If agreement on the regional assembly is not reached by August, Northern Ireland will revert to rule from Westminster. Former Prime Minister Tony Blair, who brokered the Good Friday agreement that brought peace to the province, has warned of the perils that Brexit poses to its stability.

Under the agreement, people in Northern Ireland have a right to both British and Irish citizenship and EU negotiators have indicated that they will welcome the province into a united Ireland within the EU.

Research by the Electoral Reform Society indicates that one fifth of voters are planning to back someone other than their first-choice candidate as part of a tactical voting strategy. Pro- and anti-Brexit crowd-funding campaign groups, such as More United and Open Britain, have been actively promoting tactical voting.

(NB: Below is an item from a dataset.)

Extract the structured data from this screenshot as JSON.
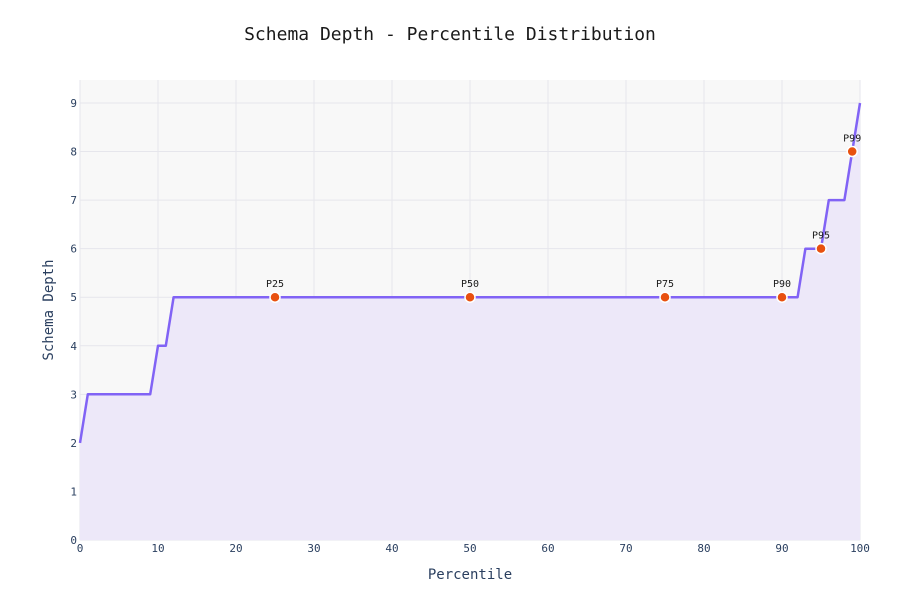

Open Britain has mobilised activists into 29 marginal constituencies where both the majority of the electorate and the incumbent MP voted to remain in Europe, in a bid to increase the MP’s share of the vote. The group, which opposes a “hard, destructive Brexit”, is also campaigning in 21 seats with a strong “Remain” vote where the MP voted “Leave”, to drum up support for a challenger.

Similarly, Gina Miller, the investment banker whose legal challenge in the High Court forced the government to give MPs a vote over its Brexit plans, has launched a Best for Britain campaign that is targeting 36 constituencies - including May’s own seat of Maidenhead - in pursuit of a “soft Brexit” deal.

Other factors that make the result hard to call include the registration of 3 million new voters during the election, many of them young people who are expected to back Labour. But some pundits argue that their impact may be limited because they are predominantly concentrated in safe seats.

Watch: May responds to attacks in London and Manchester

The terror attacks have added further unpredictability, with the parties scrabbling to outdo each other on new security pledges in the final days of the campaign.

The traditional wisdom that security issues tend to favour the incumbent has not played out in recent cases such as the French election.

In last minute campaigning, Corbyn blamed Conservative budgets cuts, which saw the number of police officers fall by ­almost 20,000 between 2010 and 2016, for the attacks in Manchester and London. He slammed May’s suggestion the government could scrap some human rights laws in its crackdown on extremism.

“We won’t defeat terrorists by ripping up our basic rights and our democracy,” Corbyn said.

Meanwhile May tried to put the focus back on the divorce talks with the European Union.

“Give me your backing in the polling station ... to battle for ­Britain in Brussels,” May said in a statement. “Get those negotiations wrong and the consequences will be dire.”

The odds are still on a Conservative victory, with some bookmakers, such as Betfair Exchange, putting them as high as 90 per cent. But the wisdom of Theresa May’s electoral gamble has been questioned by her own supporters, such as the arch-Conservative Spectator magazine.

The pre-election issue lashes the Prime Minister for her lacklustre performance and the damage it has done to her reputation, dubbing her “weak and wobbly” and the election a “general shambles”. Whatever the outcome of tomorrow’s results, with the Brexit talks due to begin 11 days later, one thing is sure: Britain is heading for more “interesting times”.